Anthropology teaches us that most rituals satisfy a number of fixed conditions. First, there must be a special relationship with time and space, and with particular objects. Then there are a number of basic rules and one basic, albeit debatable, principle, that rituals must not involve the production of anything of commercial value. So a fertility dance and a headhunters’ ritual in the jundgles of Borneo both satisfy these anthropological criteria. So too does a catwalk show. (Nothing is what it seems.)
Catwalk shows certainly have a special relationship with time. On the one hand they all take place at set times, as prescribed by the notorious calendrier to which all couturiers and créateurs are required to conform. On the other hand, catwalk shows are annually recurring phenomena, in other words cyclical.
Equally, catwalk shows have a special relationship with space. Space is significant because the shows are ‘laid out’, there is a clear demarcation between what goes on inside and everything that is outside. Further the location chosen by the designer is rarely random, more often a matter of crucial importance. The relationship with objects is abundantly clear. There is a general realisation that a catwalk show is a quasi-fetishistic spectacle. Catwalk shows also satisfy a number of basic rules.
Although such shows have a commercial function, and indeed came into being as a sales technique, as events they produce nothing of commercial value. A rain dance is a ritual that attempts to create the conditions necessary for a good harvest, but does not itself produce the harvest. Further, the present custom of separating actual selling from the catwalk show as such only reinforces its ritual character.
What kind of ritual is a catwalk show? A rain dance to propitiate the elements so that they will allow a plentiful harvest to be brought in? A spring festival which each year banishes winter so allowing new life to arise from the ashes of the old? A procession that confirms or reconfirms the power and wealth of a particular culture?
In any event there is every indication that each change of season is marked by a change in trend, traditionally inaugurated by the catwalk shows organised in the various capitales de la mode; and beautiful young people, like new apparitions, personify the cyclical rebirth (and so immortality) of our Western culture.
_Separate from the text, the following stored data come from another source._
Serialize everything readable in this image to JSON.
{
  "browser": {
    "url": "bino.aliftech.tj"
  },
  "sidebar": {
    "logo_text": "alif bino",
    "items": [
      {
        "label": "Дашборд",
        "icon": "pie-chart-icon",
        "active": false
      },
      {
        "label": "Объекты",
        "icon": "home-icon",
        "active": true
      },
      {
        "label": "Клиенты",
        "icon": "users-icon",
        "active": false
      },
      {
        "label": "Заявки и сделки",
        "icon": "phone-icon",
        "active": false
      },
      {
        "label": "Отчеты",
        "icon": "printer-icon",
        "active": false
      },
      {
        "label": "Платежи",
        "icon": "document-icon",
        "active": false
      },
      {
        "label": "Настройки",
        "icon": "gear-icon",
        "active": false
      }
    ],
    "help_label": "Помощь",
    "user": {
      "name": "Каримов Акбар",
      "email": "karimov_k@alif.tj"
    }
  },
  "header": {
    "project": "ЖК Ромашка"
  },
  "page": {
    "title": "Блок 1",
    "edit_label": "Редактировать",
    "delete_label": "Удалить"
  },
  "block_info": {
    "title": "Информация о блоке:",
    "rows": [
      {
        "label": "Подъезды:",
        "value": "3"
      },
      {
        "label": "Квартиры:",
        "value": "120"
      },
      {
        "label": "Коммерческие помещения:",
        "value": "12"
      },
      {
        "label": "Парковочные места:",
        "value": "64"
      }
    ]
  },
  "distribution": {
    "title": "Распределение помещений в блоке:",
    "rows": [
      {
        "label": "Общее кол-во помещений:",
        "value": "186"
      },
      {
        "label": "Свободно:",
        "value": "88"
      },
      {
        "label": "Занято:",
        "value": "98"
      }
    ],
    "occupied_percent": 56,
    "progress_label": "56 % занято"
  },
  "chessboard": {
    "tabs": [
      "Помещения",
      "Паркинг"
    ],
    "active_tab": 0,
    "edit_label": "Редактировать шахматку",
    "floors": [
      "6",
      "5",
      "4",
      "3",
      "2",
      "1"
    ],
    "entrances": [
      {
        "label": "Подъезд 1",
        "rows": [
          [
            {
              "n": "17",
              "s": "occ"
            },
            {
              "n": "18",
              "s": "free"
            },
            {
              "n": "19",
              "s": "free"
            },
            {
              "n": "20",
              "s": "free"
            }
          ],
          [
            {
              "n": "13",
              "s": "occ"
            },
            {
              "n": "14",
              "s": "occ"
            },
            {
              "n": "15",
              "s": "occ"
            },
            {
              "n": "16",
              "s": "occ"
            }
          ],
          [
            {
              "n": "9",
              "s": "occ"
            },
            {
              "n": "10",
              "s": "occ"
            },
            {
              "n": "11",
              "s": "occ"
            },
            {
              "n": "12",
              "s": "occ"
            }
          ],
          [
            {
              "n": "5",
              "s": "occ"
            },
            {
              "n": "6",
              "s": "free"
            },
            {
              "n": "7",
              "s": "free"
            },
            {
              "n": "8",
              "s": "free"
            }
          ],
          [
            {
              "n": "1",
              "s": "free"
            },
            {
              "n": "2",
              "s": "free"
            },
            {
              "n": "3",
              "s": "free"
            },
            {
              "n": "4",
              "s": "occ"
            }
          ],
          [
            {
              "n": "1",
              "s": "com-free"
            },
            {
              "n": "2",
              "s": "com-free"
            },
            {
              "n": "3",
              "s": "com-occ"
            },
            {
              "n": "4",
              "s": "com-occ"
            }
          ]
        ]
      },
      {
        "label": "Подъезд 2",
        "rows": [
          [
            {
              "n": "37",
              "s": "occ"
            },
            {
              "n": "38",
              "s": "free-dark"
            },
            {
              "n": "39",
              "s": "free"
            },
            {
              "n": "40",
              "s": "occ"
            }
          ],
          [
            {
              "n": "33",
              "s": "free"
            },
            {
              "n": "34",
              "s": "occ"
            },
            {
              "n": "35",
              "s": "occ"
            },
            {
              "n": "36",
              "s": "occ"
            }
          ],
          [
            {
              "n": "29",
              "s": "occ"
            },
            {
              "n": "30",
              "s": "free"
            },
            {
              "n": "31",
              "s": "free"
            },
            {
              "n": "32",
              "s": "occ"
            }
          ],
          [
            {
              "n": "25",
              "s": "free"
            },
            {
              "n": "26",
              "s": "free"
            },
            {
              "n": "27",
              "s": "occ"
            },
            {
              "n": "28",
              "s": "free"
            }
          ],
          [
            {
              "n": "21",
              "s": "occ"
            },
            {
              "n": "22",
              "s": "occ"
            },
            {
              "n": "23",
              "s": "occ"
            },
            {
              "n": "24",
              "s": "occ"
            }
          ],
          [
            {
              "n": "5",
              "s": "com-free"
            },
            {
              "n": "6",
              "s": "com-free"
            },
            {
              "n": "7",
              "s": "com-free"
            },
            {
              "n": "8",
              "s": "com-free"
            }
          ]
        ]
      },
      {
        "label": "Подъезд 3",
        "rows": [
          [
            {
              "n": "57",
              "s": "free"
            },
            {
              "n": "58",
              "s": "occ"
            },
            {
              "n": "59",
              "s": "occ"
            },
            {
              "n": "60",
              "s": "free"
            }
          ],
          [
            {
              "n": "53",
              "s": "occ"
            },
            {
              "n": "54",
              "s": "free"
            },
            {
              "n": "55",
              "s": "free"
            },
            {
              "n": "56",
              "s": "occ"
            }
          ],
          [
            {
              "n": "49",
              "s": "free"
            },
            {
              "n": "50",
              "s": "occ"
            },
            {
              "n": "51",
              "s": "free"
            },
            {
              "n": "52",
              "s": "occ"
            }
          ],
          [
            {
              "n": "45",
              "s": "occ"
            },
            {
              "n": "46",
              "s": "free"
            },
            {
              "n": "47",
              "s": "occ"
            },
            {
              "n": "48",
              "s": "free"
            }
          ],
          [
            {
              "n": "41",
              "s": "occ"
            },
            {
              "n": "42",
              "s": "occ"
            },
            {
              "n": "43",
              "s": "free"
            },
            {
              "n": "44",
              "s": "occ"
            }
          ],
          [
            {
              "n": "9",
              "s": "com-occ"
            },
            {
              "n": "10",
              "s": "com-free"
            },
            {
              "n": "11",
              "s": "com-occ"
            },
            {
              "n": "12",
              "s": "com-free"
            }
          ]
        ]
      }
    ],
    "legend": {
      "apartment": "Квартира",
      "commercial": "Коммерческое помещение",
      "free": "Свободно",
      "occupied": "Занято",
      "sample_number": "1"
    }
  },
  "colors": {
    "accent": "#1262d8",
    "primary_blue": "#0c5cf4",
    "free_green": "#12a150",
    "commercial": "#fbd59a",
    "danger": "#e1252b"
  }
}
What has actually been performed is a semiotic concentration to the sign ‘catwalk show’, an expression that indicates what is in essence a widely known phenomenon, namely that as time passes the complexity of the performance increases.
The ‘Belgians’ have made a significant contribution to this semiotic concentration. Their catwalk shows might well be describes as ‘authored’. It is neither the traditions nor the the unwritten laws of fashion that determine what happens, but the designer himself.
This is why a catwalk show can be organised anywhere, at any time and by any means.